Common myths & misconceptions about tax

We all do tax planning and some of us might also have become well versed with many provisions of the I-T Act that are relevant to us. Still there are many myths and misconceptions about personal tax. These are perceptions that have been formed through the opinions of the near and dear ones and other self-professed experts who themselves have not grasped the provisions of the I-T Act properly.

We take a look at some common myths and misconceptions about personal tax:

Myth No. 1: Gifts are totally tax-free

Fact: Gifts received from specified relatives are exempt from income tax, and there is no upper limit also. Similarly, gifts of any amount and from anyone received during your marriage are totally tax-free. Similar is the case with the gifts received under a Will or by way of an inheritance, or from a registered charitable or education organisation or in contemplation of death of the donor. Also, in case an individual receives any gift from any local authority as specified under the Act, the same would not be taxable.

However, if one gets any other cash gifts from non-relatives exceeding Rs 50,000 in a year, one is required to pay tax on the excess amount exceeding Rs 50,000. Also, earlier, only cash gifts were taxed, but now, with the latest amendments in the I-T laws, even non-cash gifts will be taxed in the hands of the recipient with effect from October 1, 2009. For instance, the scope of the taxability provisions in respect of the gifts has been enlarged to include immovable property, including land or building or both. Besides, certain other gifts received w.e.f. October 1, 2009, has also been brought under the tax net.
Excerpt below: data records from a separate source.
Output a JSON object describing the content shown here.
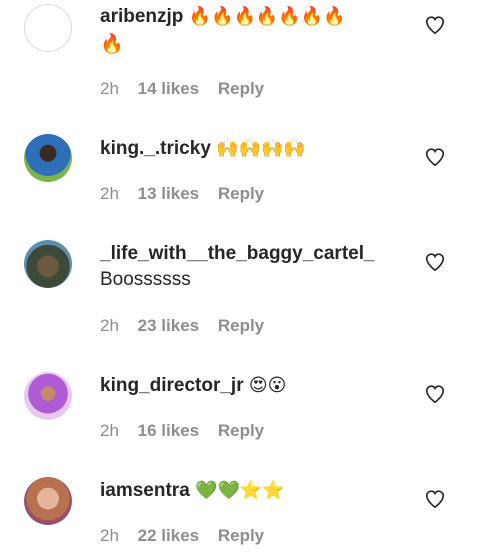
{
  "comments": [
    {
      "user": "aribenzjp",
      "emoji": "🔥🔥🔥🔥🔥🔥🔥",
      "emoji2": "🔥",
      "text": "",
      "time": "2h",
      "likes": "14 likes",
      "reply": "Reply"
    },
    {
      "user": "king._.tricky",
      "emoji": "🙌🙌🙌🙌",
      "emoji2": "",
      "text": "",
      "time": "2h",
      "likes": "13 likes",
      "reply": "Reply"
    },
    {
      "user": "_life_with__the_baggy_cartel_",
      "emoji": "",
      "emoji2": "",
      "text": "Boossssss",
      "time": "2h",
      "likes": "23 likes",
      "reply": "Reply"
    },
    {
      "user": "king_director_jr",
      "emoji": "😍😮",
      "emoji2": "",
      "text": "",
      "time": "2h",
      "likes": "16 likes",
      "reply": "Reply"
    },
    {
      "user": "iamsentra",
      "emoji": "💚💚⭐⭐",
      "emoji2": "",
      "text": "",
      "time": "2h",
      "likes": "22 likes",
      "reply": "Reply"
    }
  ],
  "colors": {
    "meta": "#8e8e8e",
    "text": "#262626"
  },
  "icons": {
    "like": "heart-outline-icon"
  }
}
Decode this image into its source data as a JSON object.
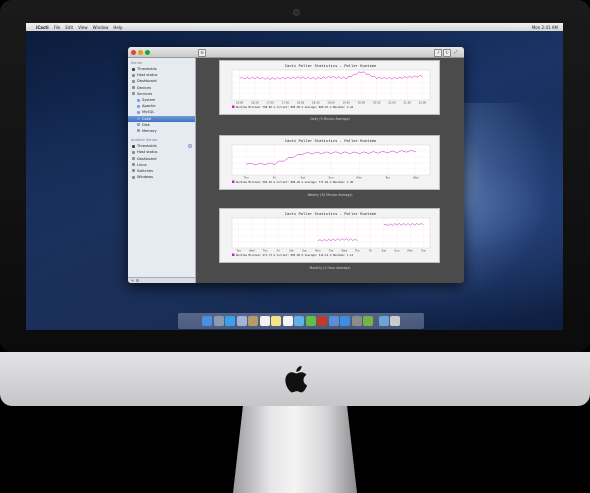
{
  "menubar": {
    "apple": "",
    "app_name": "iCacti",
    "menus": [
      "File",
      "Edit",
      "View",
      "Window",
      "Help"
    ],
    "clock": "Mon 2:41 AM"
  },
  "window": {
    "toolbar_icons": [
      "gear-icon",
      "share-icon",
      "refresh-icon",
      "fullscreen-icon"
    ]
  },
  "sidebar": {
    "section1_header": "Server",
    "section1_items": [
      {
        "label": "Thresholds",
        "icon": "warning-icon"
      },
      {
        "label": "Host status",
        "icon": "server-icon"
      },
      {
        "label": "Dashboard",
        "icon": "dashboard-icon"
      },
      {
        "label": "Devices",
        "icon": "device-icon"
      },
      {
        "label": "Services",
        "icon": "services-icon"
      },
      {
        "label": "System",
        "icon": "folder-icon"
      },
      {
        "label": "Apache",
        "icon": "folder-icon"
      },
      {
        "label": "MySQL",
        "icon": "folder-icon"
      },
      {
        "label": "Cacti",
        "icon": "folder-icon",
        "selected": true
      },
      {
        "label": "Disk",
        "icon": "folder-icon"
      },
      {
        "label": "Memory",
        "icon": "folder-icon"
      }
    ],
    "section2_header": "Another Server",
    "section2_items": [
      {
        "label": "Thresholds",
        "icon": "warning-icon",
        "badge": "2"
      },
      {
        "label": "Host status",
        "icon": "server-icon"
      },
      {
        "label": "Dashboard",
        "icon": "dashboard-icon"
      },
      {
        "label": "Linux",
        "icon": "device-icon"
      },
      {
        "label": "Switches",
        "icon": "device-icon"
      },
      {
        "label": "Windows",
        "icon": "device-icon"
      }
    ],
    "footer": "+  ⚙"
  },
  "graphs": [
    {
      "title": "Cacti Poller Statistics - Poller Runtime",
      "legend": "Runtime  Minimum:  758.80 m   Current:  885.00 m   Average:  800.07 m   Maximum:   2.44",
      "x_labels": [
        "16:00",
        "16:30",
        "17:00",
        "17:30",
        "18:00",
        "18:30",
        "19:00",
        "19:30",
        "20:00",
        "20:30",
        "21:00",
        "21:30",
        "22:00"
      ],
      "caption": "Daily (5 Minute Average)"
    },
    {
      "title": "Cacti Poller Statistics - Poller Runtime",
      "legend": "Runtime  Minimum:  384.20 m   Current:  886.20 m   Average:  771.64 m   Maximum:   1.48",
      "x_labels": [
        "Thu",
        "Fri",
        "Sat",
        "Sun",
        "Mon",
        "Tue",
        "Wed"
      ],
      "caption": "Weekly (30 Minute Average)"
    },
    {
      "title": "Cacti Poller Statistics - Poller Runtime",
      "legend": "Runtime  Minimum:  271.73 m   Current:  885.00 m   Average:  514.14 m   Maximum:   1.14",
      "x_labels": [
        "Tue",
        "Wed",
        "Thu",
        "Fri",
        "Sat",
        "Sun",
        "Mon",
        "Tue",
        "Wed",
        "Thu",
        "Fri",
        "Sat",
        "Sun",
        "Mon",
        "Tue"
      ],
      "caption": "Monthly (2 Hour Average)"
    }
  ],
  "chart_data": [
    {
      "type": "line",
      "title": "Cacti Poller Statistics - Poller Runtime",
      "x": [
        "16:00",
        "16:30",
        "17:00",
        "17:30",
        "18:00",
        "18:30",
        "19:00",
        "19:30",
        "20:00",
        "20:30",
        "21:00",
        "21:30",
        "22:00"
      ],
      "series": [
        {
          "name": "Runtime",
          "values": [
            0.8,
            0.82,
            0.79,
            0.81,
            0.83,
            0.8,
            0.85,
            0.81,
            1.6,
            0.82,
            0.8,
            0.84,
            0.89
          ]
        }
      ],
      "ylim": [
        0,
        1.0
      ]
    },
    {
      "type": "line",
      "title": "Cacti Poller Statistics - Poller Runtime",
      "x": [
        "Thu",
        "Fri",
        "Sat",
        "Sun",
        "Mon",
        "Tue",
        "Wed"
      ],
      "series": [
        {
          "name": "Runtime",
          "values": [
            0.4,
            0.42,
            0.8,
            0.83,
            0.82,
            0.85,
            0.89
          ]
        }
      ],
      "ylim": [
        0,
        1.0
      ]
    },
    {
      "type": "line",
      "title": "Cacti Poller Statistics - Poller Runtime",
      "x": [
        "Tue",
        "Wed",
        "Thu",
        "Fri",
        "Sat",
        "Sun",
        "Mon",
        "Tue",
        "Wed",
        "Thu",
        "Fri",
        "Sat",
        "Sun",
        "Mon",
        "Tue"
      ],
      "series": [
        {
          "name": "Runtime",
          "values": [
            null,
            null,
            null,
            null,
            null,
            null,
            0.27,
            0.3,
            0.32,
            0.3,
            null,
            0.85,
            0.88,
            0.87,
            0.89
          ]
        }
      ],
      "ylim": [
        0,
        1.0
      ]
    }
  ],
  "dock": {
    "icons": [
      {
        "name": "finder-icon",
        "color": "#4a8fe0"
      },
      {
        "name": "launchpad-icon",
        "color": "#8a9bb0"
      },
      {
        "name": "safari-icon",
        "color": "#3aa0e8"
      },
      {
        "name": "mail-icon",
        "color": "#9fb6d8"
      },
      {
        "name": "contacts-icon",
        "color": "#b89a6a"
      },
      {
        "name": "calendar-icon",
        "color": "#f2f2f2"
      },
      {
        "name": "notes-icon",
        "color": "#f3e38a"
      },
      {
        "name": "reminders-icon",
        "color": "#f4f4f4"
      },
      {
        "name": "messages-icon",
        "color": "#62b0ea"
      },
      {
        "name": "facetime-icon",
        "color": "#5fbf4a"
      },
      {
        "name": "photobooth-icon",
        "color": "#c23a2e"
      },
      {
        "name": "itunes-icon",
        "color": "#5a8fd6"
      },
      {
        "name": "appstore-icon",
        "color": "#3d8ee0"
      },
      {
        "name": "preferences-icon",
        "color": "#8c8c8c"
      },
      {
        "name": "icacti-icon",
        "color": "#7ab04a"
      },
      {
        "name": "folder-icon",
        "color": "#6ea3d8"
      },
      {
        "name": "trash-icon",
        "color": "#c8ccd2"
      }
    ]
  }
}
These include shares and securities, jewellery, archeological collections, drawings, paintings and sculptures as specified under the Act.
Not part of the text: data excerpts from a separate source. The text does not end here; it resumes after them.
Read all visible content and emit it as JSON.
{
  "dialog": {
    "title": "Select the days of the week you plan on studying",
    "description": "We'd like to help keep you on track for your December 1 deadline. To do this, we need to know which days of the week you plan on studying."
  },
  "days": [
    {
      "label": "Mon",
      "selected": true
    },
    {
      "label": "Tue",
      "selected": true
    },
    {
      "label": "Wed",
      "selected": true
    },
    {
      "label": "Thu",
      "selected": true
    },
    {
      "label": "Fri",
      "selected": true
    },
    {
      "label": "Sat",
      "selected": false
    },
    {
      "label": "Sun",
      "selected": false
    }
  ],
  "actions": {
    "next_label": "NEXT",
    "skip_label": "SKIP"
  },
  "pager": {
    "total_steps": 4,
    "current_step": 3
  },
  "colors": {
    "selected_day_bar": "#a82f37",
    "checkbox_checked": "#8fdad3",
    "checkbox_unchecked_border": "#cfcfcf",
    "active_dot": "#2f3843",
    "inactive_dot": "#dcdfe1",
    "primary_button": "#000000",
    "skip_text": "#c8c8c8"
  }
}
Myth No. 2: Deduction related to housing loan is applicable to one house only

Fact: Most taxpayers generally believe that the deduction related to interest and repayment of principal housing loan is applicable to one house only. But this is not true. On the contrary, an individual can have more than one housing loan.

In case the individual has two housing loans for two separate house properties and if he resides in one of the houses, then the other house will be considered as deemed to be let out and the deemed rental value will be considered as taxable in the hands of the individual, says Sonu Iyer, tax partner, Ernst & Young.

Employee is eligible to claim a deduction under Section 80C of the Income-Tax Act for the repayment of the principal amount. However, this amount is limited to a total of Rs 100,000 (inclusive of the other investments). The interest paid on housing loan will be eligible for a deduction up to Rs 150,000 in case of a self-occupied property. However, in case a property is let out or deemed to be let out, then there is no such limit and the actual interest paid on the housing loan is allowed as deduction. This is contrary to the case of a self-occupied property, wherein the maximum interest on housing loan is restricted to Rs 150,000 p.a., subject to certain conditions.

Myth No. 3: Tax exemption is received on the actual rent paid for rented home

Fact: A tax exemption is available to a salaried employee if he receives house rent allowance (HRA) as part of his compensation from his employer. The exemption is calculated as per the limits prescribed under the law. However, the maximum exemption which can be availed will be equal to the amount of actual HRA received by the employee.

For an individual other than one receiving HRA (whether self employed or otherwise), deduction is available under Section 80GG of the Income Tax Act, 1961 for payment of rent on accommodation. In this case, however, the maximum deduction that can be availed is Rs 2,000 per month or 25 per cent of total income (whichever is less).

Myth No. 4: Donations are 100% tax-free

Fact: The belief that all donations are 100% tax-free is not true. True, deduction is available under Section 80G of the I-T Act in respect of donations made by an individual to certain funds, charitable institutions and so on. There is also no restriction on the amount of charity.

The rate of deduction, however, is either 50 or 100 per cent, depending on the choice of trust. Besides, donations must be made to registered institutions only. Also, only donations of up to 10 per cent of your total income qualify for such a deduction.

Myth No. 5: Section 80C benefits are available only on investments, or on bank FDs and insurance premiums

Fact: Under Section 80C benefits, you can get an exemption of up to Rs 1 lakh on contributions to a wide range of investments. These include Employee Provident Fund (EPF), Public Provident Fund (PPF), National Savings Certificate (NSC), 5-year bank fixed deposits, life insurance policies, equity-linked savings schemes (ELSS), and unit linked insurance plans (Ulips), among others.

However, you neednt always make an investment or save money to avail tax benefits under Section 80C. You can also claim a deduction for the school or university tuition fees you pay for your children provided they are enrolled in a full-time course at any institute in India. Likewise, your home loan principal repayment also qualifies for deduction under the overall limit of Section 80C.

Also, the amount you pay as stamp duty when you buy a house and the amount you pay for the registration of the documents of the house can also be claimed as deduction under section 80C. However, this can be done only in the year of purchase of the house.